Ronnie got up and put more logs on the fire. They watched, listened to the crackle.
“You spent every summer in this house,” Alex said wonderingly. “What did that feel like, living with him knowing that? Was it awful for you?”
“I didn’t know the details until later … until I was grown.”
“At least he wanted you here,” Alex said longingly.
“He didn’t. Mother insisted he have custody of me summers. She wanted me to have …” Her voice clouded.
“She wanted you to get his money!” Mary brayed.

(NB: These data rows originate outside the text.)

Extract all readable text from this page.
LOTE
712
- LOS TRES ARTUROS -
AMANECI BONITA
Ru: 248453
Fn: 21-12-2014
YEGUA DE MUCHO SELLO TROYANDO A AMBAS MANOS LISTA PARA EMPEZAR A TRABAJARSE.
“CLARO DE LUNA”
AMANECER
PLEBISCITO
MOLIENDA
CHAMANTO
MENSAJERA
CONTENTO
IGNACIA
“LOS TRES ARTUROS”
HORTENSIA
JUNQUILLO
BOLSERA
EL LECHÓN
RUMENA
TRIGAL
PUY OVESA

Elizabeth looked at her wearily. “Yes. Get something from him, contacts, entrée to his world, education at least. And she was a bitch, is a bitch, she’s impossible, a hateful woman. … But part of it, I can hear it between the lines when she talks … she wanted me to have a father, a male parent, some kind of … Her own family disinherited her—metaphorically—they had no money—when she turned up pregnant without a wedding ring. Her father called her a whore, me a bastard, because she didn’t marry a Catholic. He hated me for being Stephen’s child, he saw him in me.”

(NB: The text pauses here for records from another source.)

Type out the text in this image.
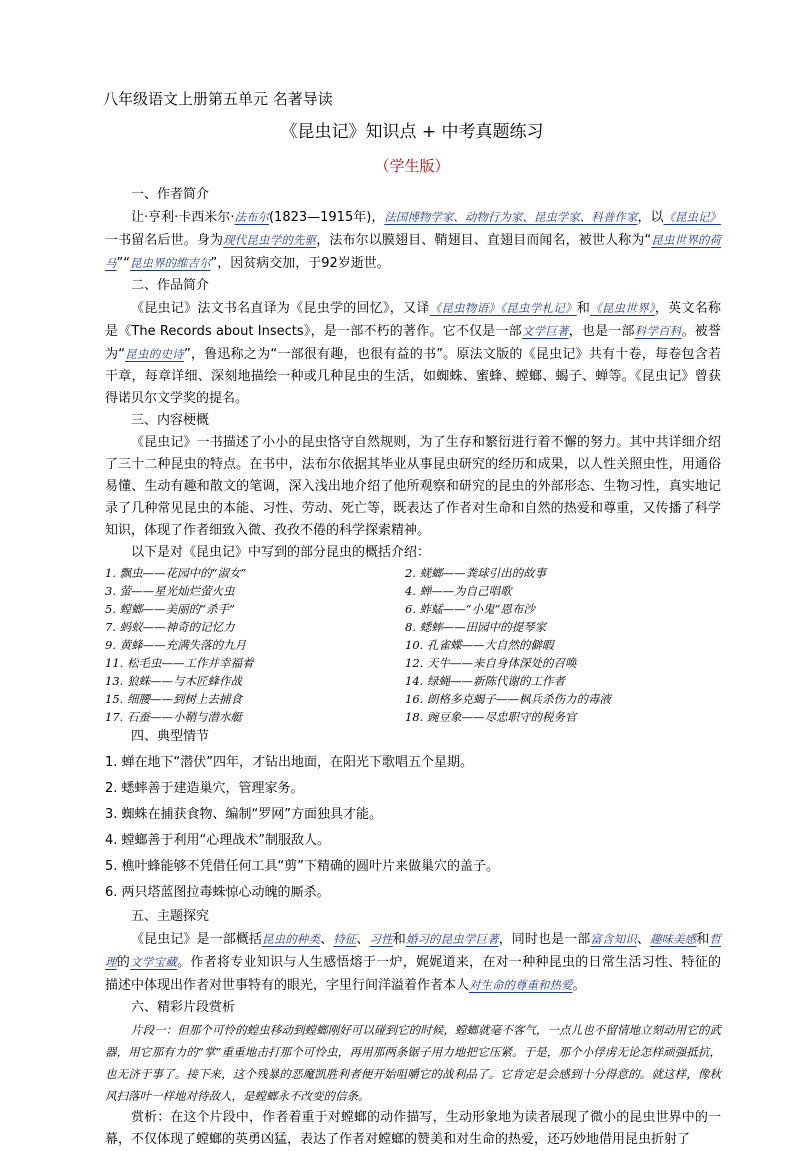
八年级语文上册第五单元 名著导读
《昆虫记》知识点 + 中考真题练习
（学生版）

一、作者简介

让·亨利·卡西米尔·法布尔(1823—1915年)，法国博物学家、动物行为家、昆虫学家、科普作家，以《昆虫记》一书留名后世。身为现代昆虫学的先驱，法布尔以膜翅目、鞘翅目、直翅目而闻名，被世人称为“昆虫世界的荷马”“昆虫界的维吉尔”，因贫病交加，于92岁逝世。

二、作品简介

《昆虫记》法文书名直译为《昆虫学的回忆》，又译《昆虫物语》《昆虫学札记》和《昆虫世界》，英文名称是《The Records about Insects》，是一部不朽的著作。它不仅是一部文学巨著，也是一部科学百科。被誉为“昆虫的史诗”，鲁迅称之为“一部很有趣，也很有益的书”。原法文版的《昆虫记》共有十卷，每卷包含若干章，每章详细、深刻地描绘一种或几种昆虫的生活，如蜘蛛、蜜蜂、螳螂、蝎子、蝉等。《昆虫记》曾获得诺贝尔文学奖的提名。

三、内容梗概

《昆虫记》一书描述了小小的昆虫恪守自然规则，为了生存和繁衍进行着不懈的努力。其中共详细介绍了三十二种昆虫的特点。在书中，法布尔依据其毕业从事昆虫研究的经历和成果，以人性关照虫性，用通俗易懂、生动有趣和散文的笔调，深入浅出地介绍了他所观察和研究的昆虫的外部形态、生物习性，真实地记录了几种常见昆虫的本能、习性、劳动、死亡等，既表达了作者对生命和自然的热爱和尊重，又传播了科学知识，体现了作者细致入微、孜孜不倦的科学探索精神。

以下是对《昆虫记》中写到的部分昆虫的概括介绍：

1. 飘虫——花园中的“淑女”	2. 蜣螂——粪球引出的故事
3. 萤——星光灿烂萤火虫	4. 蝉——为自己唱歌
5. 螳螂——美丽的“杀手”	6. 蚱蜢——“小鬼”恩布沙
7. 蚂蚁——神奇的记忆力	8. 蟋蟀——田园中的提琴家
9. 黄蜂——充满失落的九月	10. 孔雀蝶——大自然的僻暇
11. 松毛虫——工作并幸福着	12. 天牛——来自身体深处的召唤
13. 狼蛛——与木匠蜂作战	14. 绿蝇——新陈代谢的工作者
15. 细腰——到树上去捕食	16. 朗格多克蝎子——枫兵杀伤力的毒液
17. 石蚕——小鞘与潜水艇	18. 豌豆象——尽忠职守的税务官

四、典型情节

1. 蝉在地下“潜伏”四年，才钻出地面，在阳光下歌唱五个星期。
2. 蟋蟀善于建造巢穴，管理家务。
3. 蜘蛛在捕获食物、编制“罗网”方面独具才能。
4. 螳螂善于利用“心理战术”制服敌人。
5. 樵叶蜂能够不凭借任何工具“剪”下精确的圆叶片来做巢穴的盖子。
6. 两只塔蓝图拉毒蛛惊心动魄的厮杀。

五、主题探究

《昆虫记》是一部概括昆虫的种类、特征、习性和婚习的昆虫学巨著，同时也是一部富含知识、趣味美感和哲理的文学宝藏。作者将专业知识与人生感悟熔于一炉，娓娓道来，在对一种种昆虫的日常生活习性、特征的描述中体现出作者对世事特有的眼光，字里行间洋溢着作者本人对生命的尊重和热爱。

六、精彩片段赏析

片段一：但那个可怜的蝗虫移动到螳螂刚好可以碰到它的时候，螳螂就毫不客气，一点儿也不留情地立刻动用它的武器，用它那有力的“掌”重重地击打那个可怜虫，再用那两条锯子用力地把它压紧。于是，那个小俘虏无论怎样顽强抵抗，也无济于事了。接下来，这个残暴的恶魔凯胜利者便开始咀嚼它的战利品了。它肯定是会感到十分得意的。就这样，像秋风扫落叶一样地对待敌人，是螳螂永不改变的信条。

赏析：在这个片段中，作者着重于对螳螂的动作描写，生动形象地为读者展现了微小的昆虫世界中的一幕，不仅体现了螳螂的英勇凶猛，表达了作者对螳螂的赞美和对生命的热爱，还巧妙地借用昆虫折射了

“The eyes,” Alex murmured.
Elizabeth shrugged. “Whatever.”
“Oh, it’s more than the eyes. Look at the chin. And the carriage. Elizabeth is the most like Father,” Mary said.
The women appraised each other. “Except Ronnie,” Alex said.
They studied Ronnie.
“She’s so short,” said Elizabeth.
“She’s
brown
!” Mary cried, outraged.
“She has his eyes, his chin, his mouth,” Alex argued.
“So do you. Have his eyes,” Mary said to Alex.
“Do you know I never knew that until I visited here eighteen years ago,” Alex exclaimed. “I didn’t remember what he looked like and Mom didn’t have any pictures of him, not even a wedding picture.” She paused. “I could never understand that.”
“There were plenty of pictures in the papers when he married her,” said Elizabeth. “You could have checked a newspaper morgue.”
“I guess.” Alex leaned forward, her voice fervent. “What do you think happened with my mother? Do you remember what she was like then?”
“I only read about their wedding in the papers. Heaven forfend that Father would tell me what he was doing,” Elizabeth said sarcastically. “I was at school, the new term had just started at Concord so it must have been fall, I must have been …”—she calculated—“fifteen. Nineteen forty-six, I guess, soon after the war ended.”